Updating you with current market conditions with mortgage interest rates. Educating buyers and owners to make better decisions of when to buy, refinance and lock in your interest rates. Please remember when you lock with us and the market improves we can still float you down to the lower rate. Office 866-532-1744
Wednesday, August 14, 2013
Mortgage Rates
Mortgage Rates
Anthony Hood
Equity Investment Capital
Office: 949-891-0067
Email: tony@equityinvestmentcapital.com
website: www.equityinvestmentcapital.com
Mortgage backed securities (MBS) lost -68 basis points from Monday's close which caused 30 year fixed rates to move upward for the second straight trading session.
MBS started the day with a -36BPS sell off (higher for you) even before the first U.S. economic report hit the wires.
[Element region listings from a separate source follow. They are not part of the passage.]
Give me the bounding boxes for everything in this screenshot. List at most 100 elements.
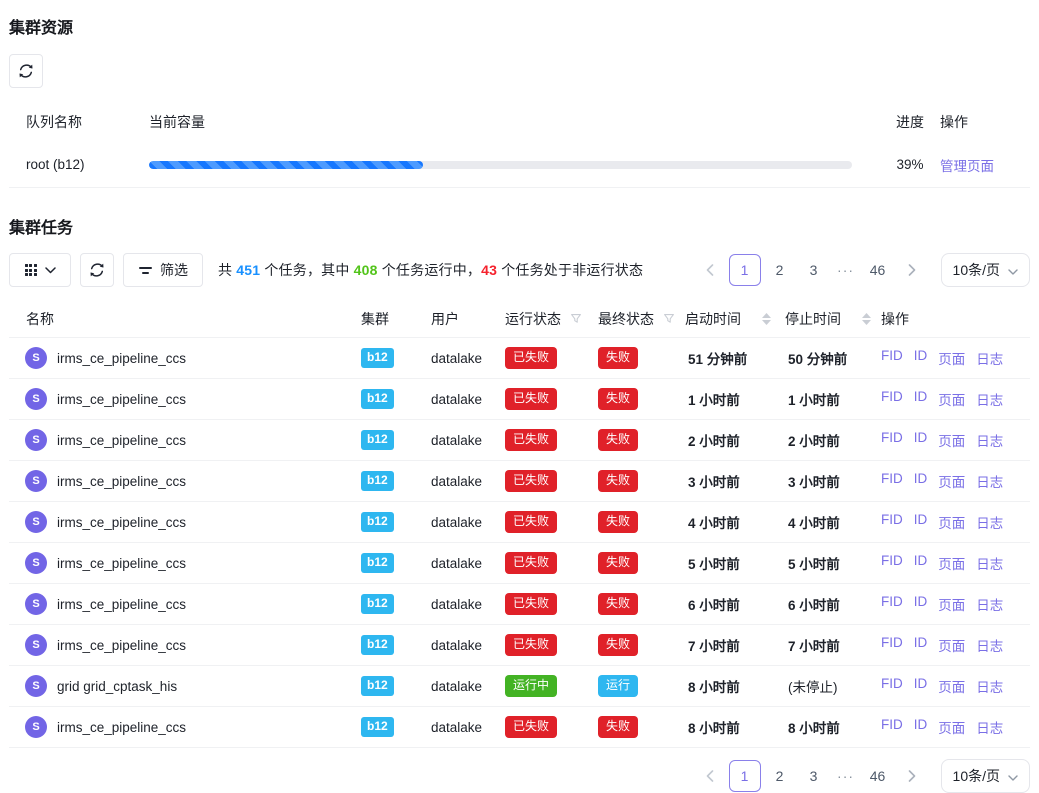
cluster-resources-title: 集群资源 [9,14,1030,38]
cluster-badge: b12 [361,389,394,408]
pagination-page-3[interactable]: 3 [799,761,829,791]
pagination-next-button[interactable] [897,255,927,285]
manage-page-link[interactable]: 管理页面 [940,159,994,174]
action-id-link[interactable]: ID [914,594,928,614]
action-fid-link[interactable]: FID [881,553,903,573]
task-user: datalake [431,351,505,366]
filter-button[interactable]: 筛选 [123,253,203,287]
pagination: 123···46 10条/页 [695,759,1030,793]
action-fid-link[interactable]: FID [881,430,903,450]
table-row: S irms_ce_pipeline_ccs b12 datalake 已失败 … [9,461,1030,502]
cluster-badge: b12 [361,594,394,613]
column-stop-time[interactable]: 停止时间 [785,309,881,329]
action-log-link[interactable]: 日志 [976,389,1003,409]
action-fid-link[interactable]: FID [881,635,903,655]
action-page-link[interactable]: 页面 [938,471,965,491]
start-time: 5 小时前 [685,553,785,573]
resources-table-row: root (b12) 39% 管理页面 [9,142,1030,188]
action-log-link[interactable]: 日志 [976,635,1003,655]
action-log-link[interactable]: 日志 [976,430,1003,450]
action-id-link[interactable]: ID [914,471,928,491]
action-log-link[interactable]: 日志 [976,348,1003,368]
resources-table-header: 队列名称 当前容量 进度 操作 [9,102,1030,142]
action-id-link[interactable]: ID [914,676,928,696]
column-start-time[interactable]: 启动时间 [685,309,785,329]
sort-icon[interactable] [762,313,771,325]
action-page-link[interactable]: 页面 [938,430,965,450]
column-settings-button[interactable] [9,253,71,287]
pagination-page-1[interactable]: 1 [729,760,761,792]
filter-funnel-icon[interactable] [663,313,675,325]
action-log-link[interactable]: 日志 [976,512,1003,532]
summary-count-blue: 451 [236,262,260,278]
run-status-badge: 已失败 [505,552,557,573]
action-page-link[interactable]: 页面 [938,389,965,409]
row-actions: FID ID 页面日志 [881,594,1030,614]
action-id-link[interactable]: ID [914,389,928,409]
pagination-page-2[interactable]: 2 [765,761,795,791]
pagination-page-46[interactable]: 46 [863,255,893,285]
action-id-link[interactable]: ID [914,635,928,655]
summary-count-red: 43 [481,262,497,278]
row-actions: FID ID 页面日志 [881,389,1030,409]
avatar: S [25,388,47,410]
action-fid-link[interactable]: FID [881,389,903,409]
pagination-prev-button[interactable] [695,255,725,285]
action-id-link[interactable]: ID [914,430,928,450]
pagination-pages: 123···46 [729,254,893,286]
action-id-link[interactable]: ID [914,553,928,573]
row-actions: FID ID 页面日志 [881,430,1030,450]
action-log-link[interactable]: 日志 [976,594,1003,614]
action-fid-link[interactable]: FID [881,676,903,696]
resources-refresh-button[interactable] [9,54,43,88]
action-page-link[interactable]: 页面 [938,553,965,573]
pagination-page-2[interactable]: 2 [765,255,795,285]
pagination-prev-button[interactable] [695,761,725,791]
action-id-link[interactable]: ID [914,717,928,737]
filter-funnel-icon[interactable] [570,313,582,325]
action-log-link[interactable]: 日志 [976,471,1003,491]
action-fid-link[interactable]: FID [881,594,903,614]
stop-time: (未停止) [785,676,881,696]
column-user: 用户 [431,309,505,329]
pagination-page-1[interactable]: 1 [729,254,761,286]
action-page-link[interactable]: 页面 [938,676,965,696]
action-page-link[interactable]: 页面 [938,717,965,737]
action-fid-link[interactable]: FID [881,512,903,532]
pagination-page-3[interactable]: 3 [799,255,829,285]
pagination-page-46[interactable]: 46 [863,761,893,791]
page-size-select[interactable]: 10条/页 [941,253,1030,287]
action-page-link[interactable]: 页面 [938,348,965,368]
cluster-badge: b12 [361,676,394,695]
action-page-link[interactable]: 页面 [938,512,965,532]
cluster-tasks-title: 集群任务 [9,214,1030,238]
column-final-status[interactable]: 最终状态 [598,309,685,329]
task-summary: 共 451 个任务，其中 408 个任务运行中，43 个任务处于非运行状态 [218,260,643,280]
avatar: S [25,716,47,738]
final-status-badge: 失败 [598,511,638,532]
stop-time: 1 小时前 [785,389,881,409]
action-fid-link[interactable]: FID [881,348,903,368]
cluster-badge: b12 [361,471,394,490]
start-time: 1 小时前 [685,389,785,409]
chevron-down-icon [1008,768,1018,784]
tasks-table: 名称 集群 用户 运行状态 最终状态 启动时间 [9,301,1030,748]
action-id-link[interactable]: ID [914,512,928,532]
action-log-link[interactable]: 日志 [976,717,1003,737]
action-page-link[interactable]: 页面 [938,594,965,614]
pagination-next-button[interactable] [897,761,927,791]
final-status-badge: 失败 [598,347,638,368]
action-fid-link[interactable]: FID [881,471,903,491]
action-page-link[interactable]: 页面 [938,635,965,655]
sort-icon[interactable] [862,313,871,325]
task-name: irms_ce_pipeline_ccs [57,597,186,612]
row-actions: FID ID 页面日志 [881,512,1030,532]
cluster-badge: b12 [361,348,394,367]
page-size-select[interactable]: 10条/页 [941,759,1030,793]
action-id-link[interactable]: ID [914,348,928,368]
action-fid-link[interactable]: FID [881,717,903,737]
action-log-link[interactable]: 日志 [976,553,1003,573]
column-run-status[interactable]: 运行状态 [505,309,598,329]
tasks-refresh-button[interactable] [80,253,114,287]
action-log-link[interactable]: 日志 [976,676,1003,696]
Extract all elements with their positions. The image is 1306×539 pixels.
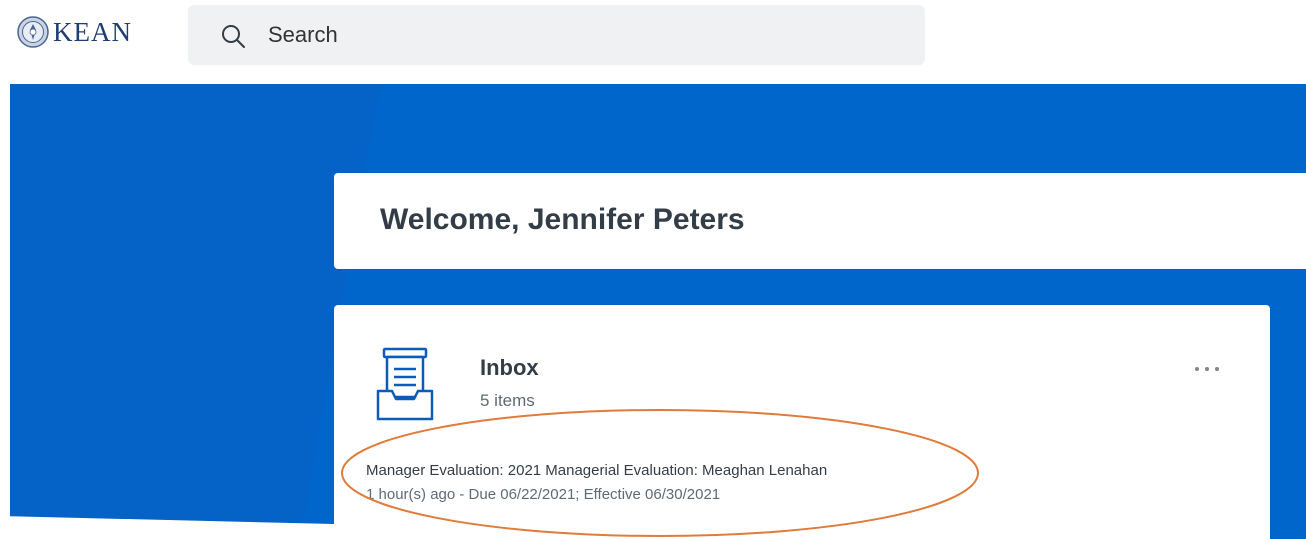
inbox-title[interactable]: Inbox xyxy=(480,355,539,381)
more-options-icon xyxy=(1195,367,1199,371)
search-icon xyxy=(222,25,245,48)
logo-text: KEAN xyxy=(53,16,132,47)
search-input[interactable] xyxy=(268,18,908,52)
inbox-tray-icon xyxy=(376,347,434,421)
more-options-dot xyxy=(1205,367,1209,371)
top-navigation-bar: KEAN xyxy=(0,0,1306,78)
inbox-item-count: 5 items xyxy=(480,391,535,410)
kean-seal-icon xyxy=(17,16,49,48)
more-options-button[interactable] xyxy=(1189,357,1225,381)
inbox-card[interactable]: Inbox 5 items Manager Evaluation: 2021 M… xyxy=(334,305,1270,539)
inbox-task-meta: 1 hour(s) ago - Due 06/22/2021; Effectiv… xyxy=(366,486,721,503)
more-options-dot xyxy=(1215,367,1219,371)
welcome-heading: Welcome, Jennifer Peters xyxy=(380,203,745,236)
welcome-card: Welcome, Jennifer Peters xyxy=(334,173,1306,269)
kean-logo[interactable]: KEAN xyxy=(17,12,132,52)
inbox-task-title[interactable]: Manager Evaluation: 2021 Managerial Eval… xyxy=(366,462,827,479)
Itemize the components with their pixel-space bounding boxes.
This was partially due to a carry over from Monday's momentum that was driven by tapering fears in the bond market. It was also partially due to a better than expected Sentiment data out of Germany. Remember, as we get better news out of Europe...MBS will sell off causing mortgage rates to rise.
We had a mixed bag with yesterday morning's economic data. The headline Retail Sales data came in just a little lighter than market expectations (0.2% vs est of 0.3%) but the prior period was revised upward from 0.4% to 0.6%. Retail Sales Ex Autos were 0.5% vs est of 0.4%. Still, Retail Sales were up and not down and that also provided some slight pressure on pricing.
Import Prices were lower than expected (0.2% vs 0.6%). This was very low if viewed on an inflationary basis and a slight positive for bonds but this report and the weaker than expected Business Inventories were overshadowed by the traction that Europe is gaining.
The theme for yesterday was two-fold. 1) Bond traders' speculation that the Fed would begin tapering in September and 2) Growing sentiment among economists that Europe is about to emerge from their recession.